I started to feel lonely. Disappointments began to pepper my life. Frustrations and anxieties returned. A new phase in my work overwhelmed me. Women ghosted me. My friends had a huge clearing with me, and called out my shortcomings. I took heat in all areas of my life, and got frustrated with myself and my own inadequacies. I gloss over all this, but it did feel like a war inside me for days, and as I addressed it, and rose to the occasion, the pressure released. And after all that, renewed fire ripped through my soul once again, I grew, I moved forward, and a new balance was attained.

The eternal cycle repeated in me. And once again I saw, there is no destination, no lasting utopia, only rolling hills with nice vistas along the way. The purpose of life is the contrast, the changes, the daily overcoming of yourself; the dance of peace and war is where the beauty comes from. 

There’s a part of me that despises anything lukewarm and another part of me that cherishes the quiet moments of life. One part of me wants to be balanced and free, fishing the river and bantering with friends, content with life; but another part wants to be on fire with purpose and conviction, building, destroying, creating, suffering, and loving at the depths. He is supremely discontent with life, and he is what catalyzes growth.

The spiritual traditions talk of peace and presence, while the warrior traditions talk of battle and virtue. What is the middle way? Is discontentment such a bad thing? Is it not the counter force to complacency? 

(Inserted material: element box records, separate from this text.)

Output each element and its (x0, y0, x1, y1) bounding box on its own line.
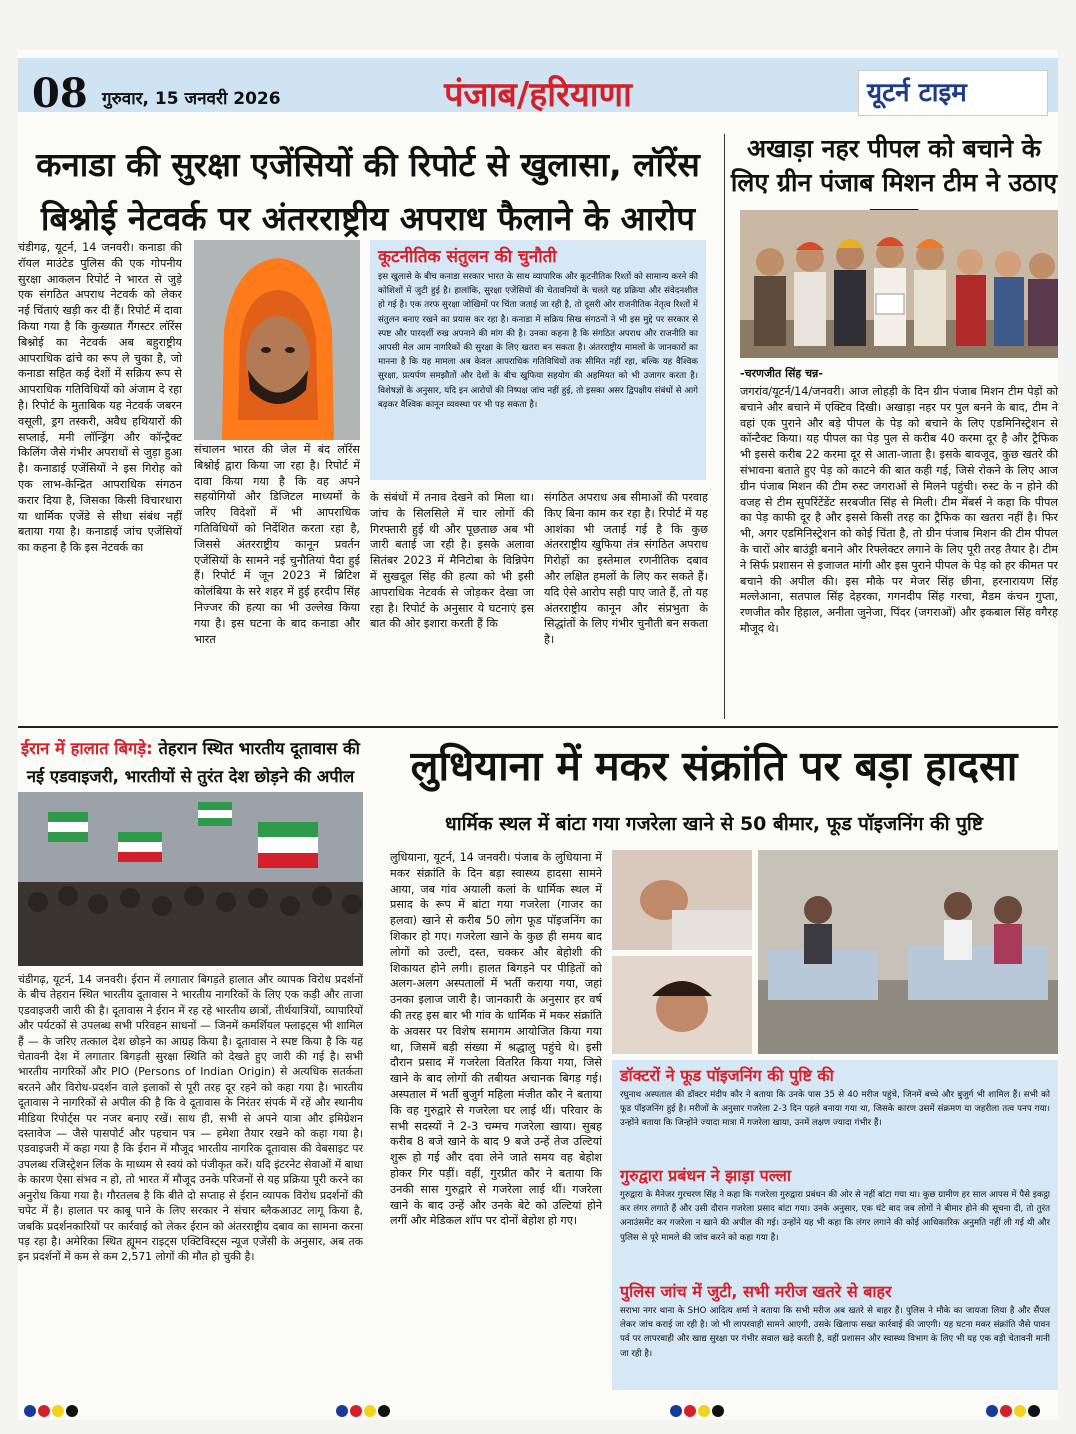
diplomatic-box-text: इस खुलासे के बीच कनाडा सरकार भारत के साथ व्यापारिक और कूटनीतिक रिश्तों को सामान्य करने की कोशिशों में जुटी हुई है। हालांकि, सुरक्षा एजेंसियों की चेतावनियों के चलते यह प्रक्रिया और संवेदनशील हो गई है। एक तरफ सुरक्षा जोखिमों पर चिंता जताई जा रही है, तो दूसरी ओर राजनीतिक नेतृत्व रिश्तों में संतुलन बनाए रखने का प्रयास कर रहा है। कनाडा में सक्रिय सिख संगठनों ने भी इस मुद्दे पर सरकार से स्पष्ट और पारदर्शी रुख अपनाने की मांग की है। उनका कहना है कि संगठित अपराध और राजनीति का आपसी मेल आम नागरिकों की सुरक्षा के लिए खतरा बन सकता है। अंतरराष्ट्रीय मामलों के जानकारों का मानना है कि यह मामला अब केवल आपराधिक गतिविधियों तक सीमित नहीं रहा, बल्कि यह वैश्विक सुरक्षा, प्रत्यर्पण समझौतों और देशों के बीच खुफिया सहयोग की अहमियत को भी उजागर करता है। विशेषज्ञों के अनुसार, यदि इन आरोपों की निष्पक्ष जांच नहीं हुई, तो इसका असर द्विपक्षीय संबंधों से आगे बढ़कर वैश्विक कानून व्यवस्था पर भी पड़ सकता है। (378, 272, 698, 410)
story2-credit: -चरणजीत सिंह चन्न- (740, 367, 823, 380)
patient-photo-2 (612, 956, 752, 1054)
green-punjab-team-photo (740, 210, 1058, 358)
gurudwara-management-text: गुरुद्वारा के मैनेजर गुरचरण सिंह ने कहा कि गजरेला गुरुद्वारा प्रबंधन की ओर से नहीं बांटा गया था। कुछ ग्रामीण हर साल आपस में पैसे इकट्ठा कर लंगर लगाते हैं और उसी दौरान गजरेला प्रसाद बांटा गया। उनके अनुसार, एक घंटे बाद जब लोगों ने बीमार होने की सूचना दी, तो तुरंत अनाउंसमेंट कर गजरेला न खाने की अपील की गई। उन्होंने यह भी कहा कि लंगर लगाने की कोई आधिकारिक अनुमति नहीं ली गई थी और पुलिस से पूरे मामले की जांच करने को कहा गया है। (620, 1190, 1050, 1243)
story1-column-4: संगठित अपराध अब सीमाओं की परवाह किए बिना काम कर रहा है। रिपोर्ट में यह आशंका भी जताई गई है कि कुछ अंतरराष्ट्रीय खुफिया तंत्र संगठित अपराध गिरोहों का इस्तेमाल रणनीतिक दबाव और लक्षित हमलों के लिए कर सकते हैं। यदि ऐसे आरोप सही पाए जाते हैं, तो यह अंतरराष्ट्रीय कानून और संप्रभुता के सिद्धांतों के लिए गंभीर चुनौती बन सकता है। (544, 491, 708, 647)
person-hoodie-icon (194, 240, 360, 440)
story3-headline-kicker: ईरान में हालात बिगड़े: (21, 739, 153, 758)
patient-photo-1 (612, 850, 752, 950)
story2-headline: अखाड़ा नहर पीपल को बचाने के लिए ग्रीन पंजाब मिशन टीम ने उठाए (730, 134, 1058, 197)
patient-bed-icon (612, 850, 752, 950)
story1-column-3: के संबंधों में तनाव देखने को मिला था। जांच के सिलसिले में चार लोगों की गिरफ्तारी हुई थी और पूछताछ अब भी जारी बताई जा रही है। इसके अलावा सितंबर 2023 में मैनिटोबा के विन्निपेग में सुखदूल सिंह की हत्या को भी इसी आपराधिक नेटवर्क से जोड़कर देखा जा रहा है। रिपोर्ट के अनुसार ये घटनाएं इस बात की ओर इशारा करती हैं कि (370, 491, 534, 631)
story4-text: लुधियाना, यूटर्न, 14 जनवरी। पंजाब के लुधियाना में मकर संक्रांति के दिन बड़ा स्वास्थ्य हादसा सामने आया, जब गांव अयाली कलां के धार्मिक स्थल में प्रसाद के रूप में बांटा गया गजरेला (गाजर का हलवा) खाने से करीब 50 लोग फूड पॉइजनिंग का शिकार हो गए। गजरेला खाने के कुछ ही समय बाद लोगों को उल्टी, दस्त, चक्कर और बेहोशी की शिकायत होने लगी। हालत बिगड़ने पर पीड़ितों को अलग-अलग अस्पतालों में भर्ती कराया गया, जहां उनका इलाज जारी है। जानकारी के अनुसार हर वर्ष की तरह इस बार भी गांव के धार्मिक में मकर संक्रांति के अवसर पर विशेष समागम आयोजित किया गया था, जिसमें बड़ी संख्या में श्रद्धालु पहुंचे थे। इसी दौरान प्रसाद में गजरेला वितरित किया गया, जिसे खाने के बाद लोगों की तबीयत अचानक बिगड़ गई। अस्पताल में भर्ती बुजुर्ग महिला मंजीत कौर ने बताया कि वह गुरुद्वारे से गजरेला घर लाई थीं। परिवार के सभी सदस्यों ने 2-3 चम्मच गजरेला खाया। सुबह करीब 8 बजे खाने के बाद 9 बजे उन्हें तेज उल्टियां शुरू हो गई और दवा लेने जाते समय वह बेहोश होकर गिर पड़ीं। वहीं, गुरप्रीत कौर ने बताया कि उनकी सास गुरुद्वारे से गजरेला लाई थीं। गजरेला खाने के बाद उन्हें और उनके बेटे को उल्टियां होने लगीं और मेडिकल शॉप पर दोनों बेहोश हो गए। (390, 851, 602, 1228)
story2-text: जगरांव/यूटर्न/14/जनवरी। आज लोहड़ी के दिन ग्रीन पंजाब मिशन टीम पेड़ों को बचाने और बचाने में एक्टिव दिखी। अखाड़ा नहर पर पुल बनने के बाद, टीम ने वहां एक पुराने और बड़े पीपल के पेड़ को बचाने के लिए एडमिनिस्ट्रेशन से कॉन्टैक्ट किया। यह पीपल का पेड़ पुल से करीब 40 करमा दूर है और ट्रैफिक भी इससे करीब 22 करमा दूर से आता-जाता है। इसके बावजूद, कुछ खतरे की संभावना बताते हुए पेड़ को काटने की बात कही गई, जिसे रोकने के लिए आज ग्रीन पंजाब मिशन की टीम रुस्ट जगराओं से मिलने पहुंची। रुस्ट के न होने की वजह से टीम सुपरिंटेंडेंट सरबजीत सिंह से मिली। टीम मेंबर्स ने कहा कि पीपल का पेड़ काफी दूर है और इससे किसी तरह का ट्रैफिक का खतरा नहीं है। फिर भी, अगर एडमिनिस्ट्रेशन को कोई चिंता है, तो ग्रीन पंजाब मिशन की टीम पीपल के चारों ओर बाउंड्री बनाने और रिफ्लेक्टर लगाने के लिए पूरी तरह तैयार है। टीम ने सिर्फ प्रशासन से इजाजत मांगी और इस पुराने पीपल के पेड़ को हर कीमत पर बचाने की अपील की। इस मौके पर मेजर सिंह छीना, हरनारायण सिंह मल्लेआना, सतपाल सिंह देहरका, गगनदीप सिंह गरचा, मैडम कंचन गुप्ता, रणजीत कौर हिहाल, अनीता जुनेजा, पिंदर (जगराओं) और इकबाल सिंह वगैरह मौजूद थे। (740, 385, 1058, 635)
story3-headline-main: तेहरान स्थित भारतीय दूतावास की नई एडवाइजरी, भारतीयों से तुरंत देश छोड़ने की अपील (26, 739, 360, 786)
doctors-confirm-title: डॉक्टरों ने फूड पॉइजनिंग की पुष्टि की (620, 1066, 834, 1085)
hospital-ward-icon (758, 850, 1058, 1054)
color-dots-mid1 (336, 1402, 392, 1414)
column-divider (724, 134, 725, 719)
group-people-icon (740, 210, 1058, 358)
color-dots-left (24, 1402, 80, 1414)
masthead-band (18, 58, 1058, 117)
section-title: पंजाब/हरियाणा (444, 75, 632, 115)
police-probe-text: सराभा नगर थाना के SHO आदित्य शर्मा ने बताया कि सभी मरीज अब खतरे से बाहर हैं। पुलिस ने मौके का जायजा लिया है और सैंपल लेकर जांच कराई जा रही है। जो भी लापरवाही सामने आएगी, उसके खिलाफ सख्त कार्रवाई की जाएगी। यह घटना मकर संक्रांति जैसे पावन पर्व पर लापरवाही और खाद्य सुरक्षा पर गंभीर सवाल खड़े करती है, वहीं प्रशासन और स्वास्थ्य विभाग के लिए भी यह एक बड़ी चेतावनी मानी जा रही है। (620, 1306, 1050, 1359)
hospital-ward-photo (758, 850, 1058, 1054)
iran-protest-photo (18, 792, 363, 966)
diplomatic-balance-box (370, 240, 706, 480)
color-dots-mid2 (670, 1402, 726, 1414)
story3-headline (18, 735, 363, 791)
doctors-confirm-text: रघुनाथ अस्पताल की डॉक्टर मंदीप कौर ने बताया कि उनके पास 35 से 40 मरीज पहुंचे, जिनमें बच्चे और बुजुर्ग भी शामिल हैं। सभी को फूड पॉइजनिंग हुई है। मरीजों के अनुसार गजरेला 2-3 दिन पहले बनाया गया था, जिसके कारण उसमें संक्रमण या जहरीला तत्व पनप गया। उन्होंने बताया कि जिन्होंने ज्यादा मात्रा में गजरेला खाया, उनमें लक्षण ज्यादा गंभीर हैं। (620, 1090, 1050, 1129)
police-probe-title: पुलिस जांच में जुटी, सभी मरीज खतरे से बाहर (620, 1282, 892, 1301)
color-dots-right (986, 1402, 1042, 1414)
story1-column-1: चंडीगढ़, यूटर्न, 14 जनवरी। कनाडा की रॉयल माउंटेड पुलिस की एक गोपनीय सुरक्षा आकलन रिपोर्ट ने भारत से जुड़े एक संगठित अपराध नेटवर्क को लेकर नई चिंताएं खड़ी कर दी हैं। रिपोर्ट में दावा किया गया है कि कुख्यात गैंगस्टर लॉरेंस बिश्नोई का नेटवर्क अब बहुराष्ट्रीय आपराधिक ढांचे का रूप ले चुका है, जो कनाडा सहित कई देशों में सक्रिय रूप से आपराधिक गतिविधियों को अंजाम दे रहा है। रिपोर्ट के मुताबिक यह नेटवर्क जबरन वसूली, ड्रग तस्करी, अवैध हथियारों की सप्लाई, मनी लॉन्ड्रिंग और कॉन्ट्रैक्ट किलिंग जैसे गंभीर अपराधों से जुड़ा हुआ है। कनाडाई एजेंसियों ने इस गिरोह को एक लाभ-केन्द्रित आपराधिक संगठन करार दिया है, जिसका किसी विचारधारा या धार्मिक एजेंडे से सीधा संबंध नहीं बताया गया है। कनाडाई जांच एजेंसियों का कहना है कि इस नेटवर्क का (18, 241, 182, 555)
story1-column-2: संचालन भारत की जेल में बंद लॉरेंस बिश्नोई द्वारा किया जा रहा है। रिपोर्ट में दावा किया गया है कि वह अपने सहयोगियों और डिजिटल माध्यमों के जरिए विदेशों में भी आपराधिक गतिविधियों को निर्देशित करता रहा है, जिससे अंतरराष्ट्रीय कानून प्रवर्तन एजेंसियों के सामने नई चुनौतियां पैदा हुई हैं। रिपोर्ट में जून 2023 में ब्रिटिश कोलंबिया के सरे शहर में हुई हरदीप सिंह निज्जर की हत्या का भी उल्लेख किया गया है। इस घटना के बाद कनाडा और भारत (194, 443, 360, 646)
gangster-photo (194, 240, 360, 440)
issue-date: गुरुवार, 15 जनवरी 2026 (102, 89, 281, 109)
patient-bed-icon (612, 956, 752, 1054)
story1-headline: कनाडा की सुरक्षा एजेंसियों की रिपोर्ट से खुलासा, लॉरेंस बिश्नोई नेटवर्क पर अंतरराष्ट्रीय अपराध फैलाने के आरोप (36, 145, 700, 238)
story4-subheadline: धार्मिक स्थल में बांटा गया गजरेला खाने से 50 बीमार, फूड पॉइजनिंग की पुष्टि (445, 813, 983, 835)
logo-text: यूटर्न टाइम (867, 78, 967, 108)
page-number: 08 (32, 70, 88, 117)
story3-text: चंडीगढ़, यूटर्न, 14 जनवरी। ईरान में लगातार बिगड़ते हालात और व्यापक विरोध प्रदर्शनों के बीच तेहरान स्थित भारतीय दूतावास ने भारतीय नागरिकों के लिए एक कड़ी और ताजा एडवाइजरी जारी की है। दूतावास ने ईरान में रह रहे भारतीय छात्रों, तीर्थयात्रियों, व्यापारियों और पर्यटकों से उपलब्ध सभी परिवहन साधनों — जिनमें कमर्शियल फ्लाइट्स भी शामिल हैं — के जरिए तत्काल देश छोड़ने का आग्रह किया है। दूतावास ने स्पष्ट किया है कि यह चेतावनी देश में लगातार बिगड़ती सुरक्षा स्थिति को देखते हुए जारी की गई है। सभी भारतीय नागरिकों और PIO (Persons of Indian Origin) से अत्यधिक सतर्कता बरतने और विरोध-प्रदर्शन वाले इलाकों से पूरी तरह दूर रहने को कहा गया है। भारतीय दूतावास ने नागरिकों से अपील की है कि वे दूतावास के निरंतर संपर्क में रहें और स्थानीय मीडिया रिपोर्ट्स पर नजर बनाए रखें। साथ ही, सभी से अपने यात्रा और इमिग्रेशन दस्तावेज — जैसे पासपोर्ट और पहचान पत्र — हमेशा तैयार रखने को कहा गया है। एडवाइजरी में कहा गया है कि ईरान में मौजूद भारतीय नागरिक दूतावास की वेबसाइट पर उपलब्ध रजिस्ट्रेशन लिंक के माध्यम से स्वयं को पंजीकृत करें। यदि इंटरनेट सेवाओं में बाधा के कारण ऐसा संभव न हो, तो भारत में मौजूद उनके परिजनों से यह प्रक्रिया पूरी करने का अनुरोध किया गया है। गौरतलब है कि बीते दो सप्ताह से ईरान व्यापक विरोध प्रदर्शनों की चपेट में है। हालात पर काबू पाने के लिए सरकार ने संचार ब्लैकआउट लागू किया है, जबकि प्रदर्शनकारियों पर कार्रवाई को लेकर ईरान को अंतरराष्ट्रीय दबाव का सामना करना पड़ रहा है। अमेरिका स्थित ह्यूमन राइट्स एक्टिविस्ट्स न्यूज एजेंसी के अनुसार, अब तक इन प्रदर्शनों में कम से कम 2,571 लोगों की मौत हो चुकी है। (18, 973, 363, 1264)
crowd-flags-icon (18, 792, 363, 966)
story4-sidebar-box (612, 1060, 1058, 1390)
gurudwara-management-title: गुरुद्वारा प्रबंधन ने झाड़ा पल्ला (620, 1166, 791, 1185)
registration-marks (18, 1394, 1058, 1420)
diplomatic-box-title: कूटनीतिक संतुलन की चुनौती (378, 247, 557, 267)
newspaper-logo (858, 70, 1048, 116)
newspaper-page (18, 50, 1058, 1420)
story4-headline: लुधियाना में मकर संक्रांति पर बड़ा हादसा (410, 742, 1018, 790)
horizontal-divider (18, 726, 1058, 728)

This is the war of wisdom: there are always two truths. Peace is great until in becomes lukewarm. Challenge and conflict can suck, and lead to strife, but they are essential to stir the pot into a new configuration. War creates virtue, while peace creates vice in the long run. Tension gives rise to music in the strings of an instrument. The challenge, the internal conflict and war, and then the overcoming, is the joy of life. But without presence, happiness is not enjoyed and peace is never possible. So, how do I best navigate these two sides of life and the unending cycle? What is the right amount of pressure? The right amount of stress? The right amount of conflict? 

I don’t have the answers, but I’ll continue to observe and adapt. The highest wisdom, it seems to me, is in meeting both contrary sides of your nature, and bringing them into a harmonious totality. It starts at simple awareness, affirming conflict when it comes, accepting both the mundane and extremes, and bringing the full you to each season of life. When times are hot, find the cooling water inside you. When times are lukewarm, find the fire and ice within. Bring depth to happiness, lightness to suffering, and presence to all things. That is the mastery of the cycle.